3. هُدًى وَرَحْمَةً لِّلْمُحْسِنِينَ
hudaw wa raḥmatal lil-muḥsinīn
3. menjadi petunjuk dan rahmat bagi orang-orang yang berbuat kebaikan.
Tafsir :
هُدًى dan رَحْمَةً disini I’rabnya adalah haal yang maksudnya adalah “ayat-ayat al-Quran ini sebagai petunjuk dan rahmat”. Artinya barang siapa yang memperhatikan ayat-ayat ini maka ia telah mengambil petunjuk sebagai sebab untuk mendapatkan rahmat Allah ﷻ di dunia dan rahmat Allah ﷻ di akhirat kelak yaitu masuk surga. Akan tetapi tidak semua orang bisa mengambil Al-Qur’an atau surat Luqman ini sebagai petunjuk, Allah ﷻ sebutkan hanya الْمُحْسِنُوْنُ (orang-orang muhsin) yang bisa. Siapakah الْمُحْسِنُوْنُ (orang-orang muhsin)?, yaitu orang-orang yang telah mencapai derajat ihsan ketika beribadah kepada Allah dan ketika bermuamalah dengan manusia yang lain.([1])
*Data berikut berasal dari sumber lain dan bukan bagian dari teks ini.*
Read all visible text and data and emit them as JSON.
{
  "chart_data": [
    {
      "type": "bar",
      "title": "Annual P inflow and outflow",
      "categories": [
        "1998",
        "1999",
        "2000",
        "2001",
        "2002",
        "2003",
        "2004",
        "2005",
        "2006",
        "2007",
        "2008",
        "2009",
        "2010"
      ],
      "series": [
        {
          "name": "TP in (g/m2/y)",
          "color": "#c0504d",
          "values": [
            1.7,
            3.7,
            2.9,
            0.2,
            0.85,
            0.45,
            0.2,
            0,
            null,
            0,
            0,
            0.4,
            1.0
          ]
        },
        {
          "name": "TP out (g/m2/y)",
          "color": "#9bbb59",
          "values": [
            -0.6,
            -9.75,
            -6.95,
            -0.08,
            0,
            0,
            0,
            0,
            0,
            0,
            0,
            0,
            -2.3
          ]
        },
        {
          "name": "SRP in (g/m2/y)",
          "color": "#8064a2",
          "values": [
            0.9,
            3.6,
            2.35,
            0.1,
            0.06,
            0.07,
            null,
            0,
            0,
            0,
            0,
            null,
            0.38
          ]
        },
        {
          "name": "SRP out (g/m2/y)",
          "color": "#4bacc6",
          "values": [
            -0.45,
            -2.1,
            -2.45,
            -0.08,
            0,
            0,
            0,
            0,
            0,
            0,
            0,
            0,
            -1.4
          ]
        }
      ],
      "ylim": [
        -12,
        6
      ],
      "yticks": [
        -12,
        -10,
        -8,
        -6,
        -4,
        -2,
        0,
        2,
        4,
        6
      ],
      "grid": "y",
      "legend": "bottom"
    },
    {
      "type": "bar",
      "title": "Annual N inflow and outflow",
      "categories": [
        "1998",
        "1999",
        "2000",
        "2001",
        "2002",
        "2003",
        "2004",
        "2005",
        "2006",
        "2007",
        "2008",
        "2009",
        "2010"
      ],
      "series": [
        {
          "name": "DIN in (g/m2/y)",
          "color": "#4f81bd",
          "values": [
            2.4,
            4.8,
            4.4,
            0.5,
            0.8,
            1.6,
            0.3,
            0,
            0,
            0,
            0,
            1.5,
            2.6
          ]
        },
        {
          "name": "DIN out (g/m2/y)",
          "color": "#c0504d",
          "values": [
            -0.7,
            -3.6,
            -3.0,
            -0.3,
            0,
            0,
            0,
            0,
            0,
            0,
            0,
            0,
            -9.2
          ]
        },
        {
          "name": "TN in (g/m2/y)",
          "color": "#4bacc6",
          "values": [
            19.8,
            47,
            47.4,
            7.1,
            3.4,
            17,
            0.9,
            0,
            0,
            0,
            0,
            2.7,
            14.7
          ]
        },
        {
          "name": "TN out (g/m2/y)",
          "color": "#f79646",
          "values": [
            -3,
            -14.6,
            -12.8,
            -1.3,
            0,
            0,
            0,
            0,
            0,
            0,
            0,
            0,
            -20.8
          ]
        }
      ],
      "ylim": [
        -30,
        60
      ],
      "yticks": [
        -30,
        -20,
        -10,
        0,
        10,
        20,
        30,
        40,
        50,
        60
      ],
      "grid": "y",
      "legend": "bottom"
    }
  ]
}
Pengertian ihsan sebagaimana yang telah dijelaskan oleh Nabi ﷺ dalam sebuah hadits adalah
أَنْ تَعْبُدَ اللَّهَ كَأَنَّكَ تَرَاهُ فَإِنْ لَمْ تَكُنْ تَرَاهُ فَإِنَّهُ يَرَاكَ
“Engkau beribadah kepada Allah ﷻ seakan engkau melihat-Nya, maka bila engkau tidak melihat Allah ﷻ maka sesungguhnya Allah ﷻ melihatmu.”([2])
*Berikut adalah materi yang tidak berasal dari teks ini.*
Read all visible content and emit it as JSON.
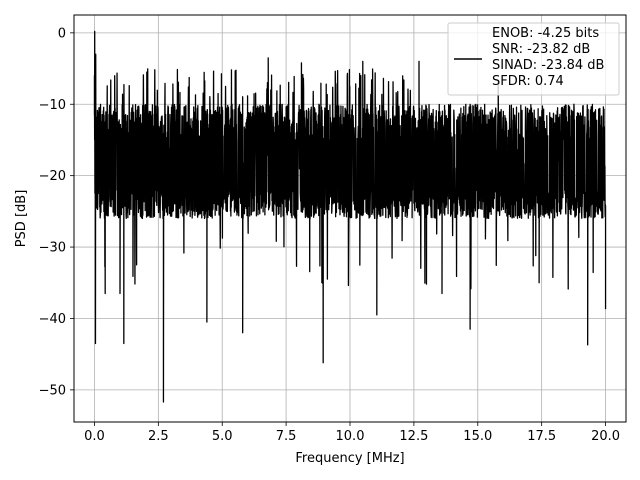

Orang yang telah mencapai ihsan adalah orang yang beribadah kepada Allah ﷻ dalam penuh muroqobah (meyakini bahwa Allah ﷻ Maha melihat dia). Hal ini ia lakukan dalam segala ibadah, dalam shalat, dzikir, dan juga ketika bermuamalah kepada manusia, ia merasa bahwa senantiasa Allah ﷻ sedang mengawasi dirinya. Ketika ia berbakti kepada orang tuanya, ketika ia berbuat baik kepada istri dan anak-anaknya, ketika ia memberi bantuan kepada fakir miskin, maka ia merasa bahwa Allah sedang melihat dan menilainya, sehingga sesungguhnya ia sedang bermuamalah dengan Allah yang sedang menilainya. Dengan demikian ia sangat mudah untuk meraih keikhlasan ketika berinteraksi dengan manusia, karena yang menjadi pusat perhatiannya adalah penilain Allah terhadap sikap muámalahnya kepada manusia.